Some days (especially when I haven’t had introvert time to soothe my body and listen for what I really need in what can feel like an endless monologue of brain-chatter-anxiety) I feel really overwhelmed by it all. I have a diagnosed anxiety disorder – when I say I feel anxious I mean it clinically. I am doing a lot of work to try and move through the world in ways that ease it – from therapy, to journaling, to learning to meditate. On the other hand, I feel an intense impulse to edit the self that I present to the world – to appear at ease and in control, to not ask for space or time that I need, to put the [perceived] needs of others before my self. I’m posting this as-is to counteract some of that editing, to put out into the world some of my self as I experience them. Thanks for witnessing <3

What Is Writing Time?

Writing Time is a space that I hold. Writing Time is an hour a week (Wednesday mornings at 10 AM) where I am committed to writing. The most important part about Writing Time is that it’s low-stakes; this is an open invitation to my self and members of my community to engage with our writing.

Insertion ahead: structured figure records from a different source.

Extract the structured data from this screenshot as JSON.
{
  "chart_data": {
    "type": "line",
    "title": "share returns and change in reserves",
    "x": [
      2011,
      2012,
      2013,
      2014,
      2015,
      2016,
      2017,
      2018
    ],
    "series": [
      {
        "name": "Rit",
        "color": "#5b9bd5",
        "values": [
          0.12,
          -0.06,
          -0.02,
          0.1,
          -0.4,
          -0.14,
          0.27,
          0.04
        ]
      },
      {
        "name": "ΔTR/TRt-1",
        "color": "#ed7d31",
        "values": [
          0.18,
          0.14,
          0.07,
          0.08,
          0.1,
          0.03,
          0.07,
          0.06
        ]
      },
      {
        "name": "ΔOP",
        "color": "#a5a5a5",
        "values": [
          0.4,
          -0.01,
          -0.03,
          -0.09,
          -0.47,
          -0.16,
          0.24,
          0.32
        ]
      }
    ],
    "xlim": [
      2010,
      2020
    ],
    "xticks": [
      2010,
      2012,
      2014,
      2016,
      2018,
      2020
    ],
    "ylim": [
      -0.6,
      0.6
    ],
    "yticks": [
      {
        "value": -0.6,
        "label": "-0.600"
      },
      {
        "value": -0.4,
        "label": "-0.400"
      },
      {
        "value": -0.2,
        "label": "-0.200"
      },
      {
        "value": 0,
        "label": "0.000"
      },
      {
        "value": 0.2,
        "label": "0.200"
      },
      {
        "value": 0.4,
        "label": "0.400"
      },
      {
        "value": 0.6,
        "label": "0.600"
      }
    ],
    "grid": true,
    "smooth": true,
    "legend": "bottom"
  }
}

If no one else shows up, I use an hour for my own writing; I draft these blog posts, or work on my zine, or tend emails, or finally get back to those slack messages I’ve been meaning to return (this post was inspired by an exchange I had with Dawn Leonard at an ALC in Florida – she asked me what writing time looks like and I wrote back to her one morning in December when the kids were all busy working without me. Thanks Dawn!). I relate to my role as a facilitator as both a model and a support – I think there’s something really important about showing up for your own offering, ready to write, and willing to do it alone if no kids show up. I love this time, and managed to capture some of the sweet feeling in this post.

When kids join me (which is more often than not) I have a couple of tricks up my sleeve. The first is a 10-minute free write, which is a practice that I learned from my poetry mentor Scott Hightower. These are the rules: I’m going to set a timer for 10 minutes. We will all write for the whole time – if you run out of things to say, write the word “the” until your next thought comes to you. I don’t care about your spelling, I don’t care about your grammar. Write about whatever you want. I prefer to write by hand, but you can type if that’s more comfortable. At the end of 10 minutes, the timer will go off and then we will all read what we wrote. Ready? Here we go. (Here’s any awesome blog post by Beth about free write, written during free write).

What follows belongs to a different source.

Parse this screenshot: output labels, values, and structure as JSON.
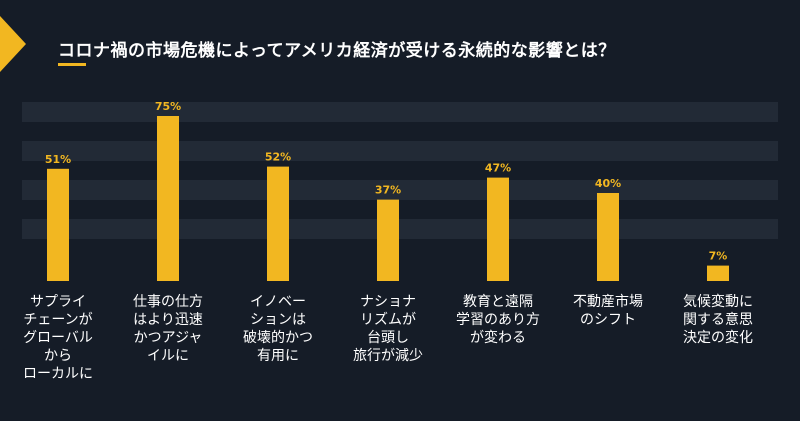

Another tool I love is the prompt box. It’s an old cigar box filled with little slips of paper that I’ve rolled up (there’s something enticing about this magical wrapper). They’re mostly story starts, like “I heard a crash from upstairs.” If a kid is stuck, or looking for something to free write about, or coming to writing time and unsure how to get started, I’ll suggest they pull something from the box. I also just leave it around for curious humans to find – you never know when someone needs a few words to kickstart the story in their head.

Sometimes Writing Time looks like a kid coming and pulling a prompt from the jar and the two of us writing a story together – her dictating to me because I type faster. Sometimes it looks like playing a collaborative word game – we really like one where we sit in a circle and go around telling a story one word at a time. Sometimes we make a recording of that storytelling circle and listen back to what we’ve told together, or transcribe that recording. Sometimes kids come with their own projects or intentions – I’ve got a teenager who’s practicing writing essays – and I support them in doing that. I deliberately keep it open; I really like to start with the question “What are you working on?”

In the end, most of the support that I offer is encouraging kids to be prolific, to start in a non-judgemental place and stay curious about what is taking shape under their hands. Having ideas about what you want to write is exciting, but ideas aren’t workable until they’re words on the page and you can play in them. And it’s hard to make time for that! So I hold writing time, and we make that time together.